Your latter illustration is also pertinent, I was just too lazy to write the extra code figuring simply showing OP the indexing is the root answer of how Matlab returns the order and one can build the quoted author's table from it by inspection.
Bruno Luong
2019년 7월 9일
편집: Bruno Luong
2019년 7월 9일
"difference between 1- and 0-based arrays"
It escapes me about who was discussing of 1/0 base indexing in this thread.

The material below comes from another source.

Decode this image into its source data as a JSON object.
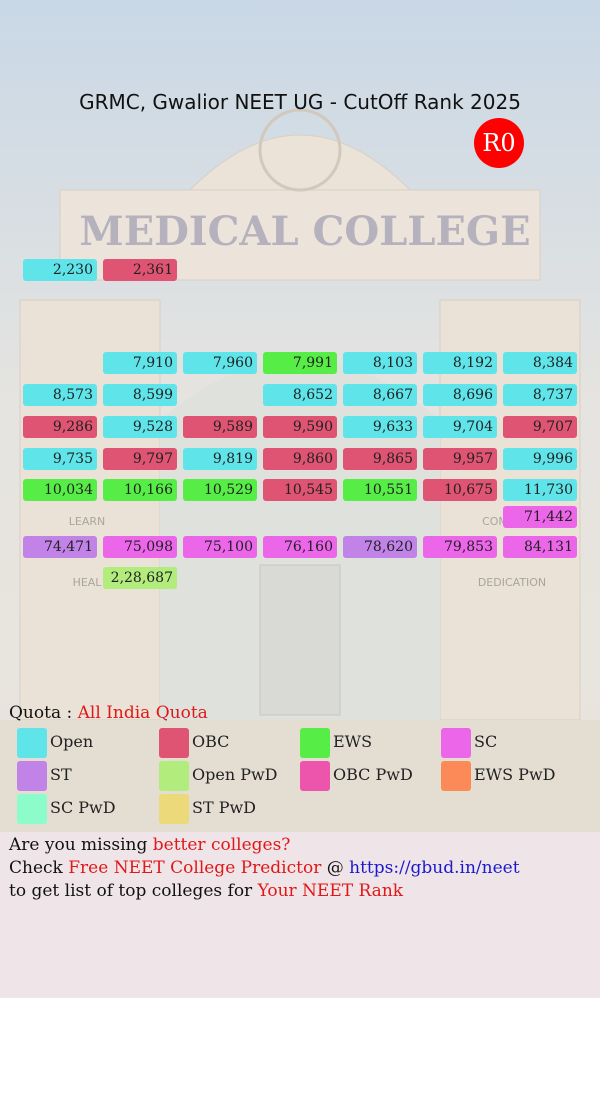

As I understood the discussion is around the FFT output coefficients c_i and its subindex i which makes the correspondance to the frequency:
f(i) := Fs * i / n.
and whereas i should vary beween
[-floor((n-1)/2) : ceil((n-1)/2)] % OriginPro
or
[-ceil((n-1)/2) : floor((n-1)/2)] % MATLAB FFTSHIFT
(As we discuss, both are mathematically correct and it's a matter of interpretation or arbitrary choice)
Bjorn Gustavsson
2019년 7월 9일
@dpb (on 7 Jul 2019 at 14:50): One "common" use of "not choosing" base-band is that one has undersampled a high-frequency signal with signal at frequencies inside the N-th Nyqvist zone. The spectra of that signal can then be accurately determined with sampling-rates much lower than the centre-frequency of the band.